Kto jest narażony na niedobory witaminy K?
Najbardziej narażone są noworodki i małe dzieci. Mają one w zbyt małym stopniu lub w ogóle nie rozwiniętą mikroflorę jelitową. W dodatku mleko matki zawiera niewystarczające ilości tej witaminy. Dlatego też zaleca się profilaktyczną podaż witaminy K w tej grupie w ilości 0,5-1 mg bezpośrednio po porodzie.

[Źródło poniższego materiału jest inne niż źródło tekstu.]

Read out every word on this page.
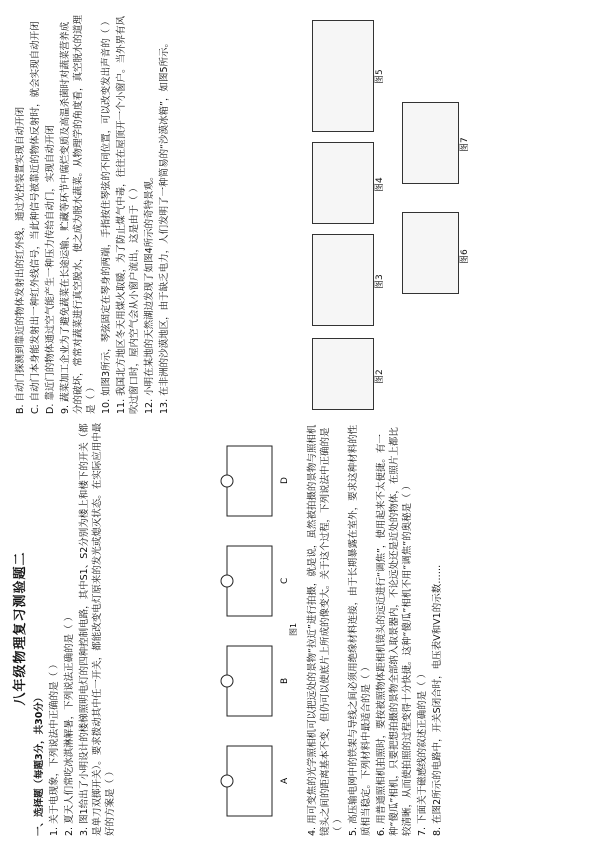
八年级物理复习测验题二
一、选择题（每题3分，共30分） 1. 关于电现象，下列说法中正确的是（ ） 2. 夏天人们常吃冰淇淋解暑，下列说法正确的是（ ） 3. 图1给出了小明设计的楼梯照明电灯的四种控制电路，其中S1、S2分别为楼上和楼下的开关（都是单刀双掷开关）。要求拨动其中任一开关，都能改变电灯原来的发光或熄灭状态。在实际应用中最好的方案是（ ）	A
B
C
D
图1 4. 用可变焦的光学照相机可以把远处的景物“拉近”进行拍摄，就是说，虽然被拍摄的景物与照相机镜头之间的距离基本不变，但仍可以使底片上所成的像变大。关于这个过程，下列说法中正确的是（ ） 5. 高压输电网中的铁架与导线之间必须用绝缘材料连接，由于长期暴露在室外，要求这种材料的性质相当稳定。下列材料中最适合的是（ ） 6. 用普通照相机拍照时，要按被照物体距相机镜头的远近进行“调焦”，使用起来不太便捷。有一种“傻瓜”相机，只要把想拍摄的景物全部纳入取景器内，不论远处还是近处的物体，在照片上都比较清晰，从而使拍照的过程变得十分快捷。这种“傻瓜”相机不用“调焦”的奥秘是（ ） 7. 下面关于磁感线的叙述正确的是（ ） 8. 在图2所示的电路中，开关S闭合时，电压表V和V1的示数……
B. 自动门探测到靠近的物体发射出的红外线，通过光控装置实现自动开闭 C. 自动门本身能发射出一种红外线信号，当此种信号被靠近的物体反射时，就会实现自动开闭 D. 靠近门的物体通过空气能产生一种压力传给自动门，实现自动开闭 9. 蔬菜加工企业为了避免蔬菜在长途运输、贮藏等环节中腐烂变质及高温杀菌时对蔬菜营养成分的破坏，常常对蔬菜进行真空脱水，使之成为脱水蔬菜。从物理学的角度看，真空脱水的道理是（ ） 10. 如图3所示，琴弦固定在琴身的两端，手指按住琴弦的不同位置，可以改变发出声音的（ ） 11. 我国北方地区冬天用煤火取暖，为了防止煤气中毒，往往在屋顶开一个小窗户。当外界有风吹过窗口时，屋内空气会从小窗户流出，这是由于（ ） 12. 小明在某地的天然湖边发现了如图4所示的奇特景观。 13. 在非洲的沙漠地区，由于缺乏电力，人们发明了一种简易的“沙漠冰箱”，如图5所示。	图2
图3
图4
图5
图6
图7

Mając na uwadze dorosłych, również w tej grupie można spodziewać się niedoborów tej witaminy. Są to osoby:
1) spożywające niedostateczne ilości witaminy K w diecie i stosujące dietę bez- lub niskotłuszczową,
2) po antybiotykoterapii,
3) stosujące leki przeciwzakrzepowe,
4) cierpiące na zespołów złego wchłaniania oraz zespoły pooperacyjne jelit,
5) cierpiące na różnego typu schorzenia wątroby, które powodują zaburzenia procesu karboksylacji,
6) cierpiące na choroby nerek, z uwagi na powiązania z aktywnością witaminy D,
7) którym podawana jest witamina E w wysokich dawkach (>1000 IU).
Tak plejotropowo działanie witaminy K zaskakuje oraz kieruje spojrzenia badaczy na nowe możliwości wykorzystania jej w leczeniu różnych zaburzeń, szczególnie metabolicznych. Warto więc z tego powodu zwrócić uwagę na prawidłową podaż tej witaminy w swojej diecie. Już teraz wiadomo, że naprawdę wyjdzie to nam na zdrowie!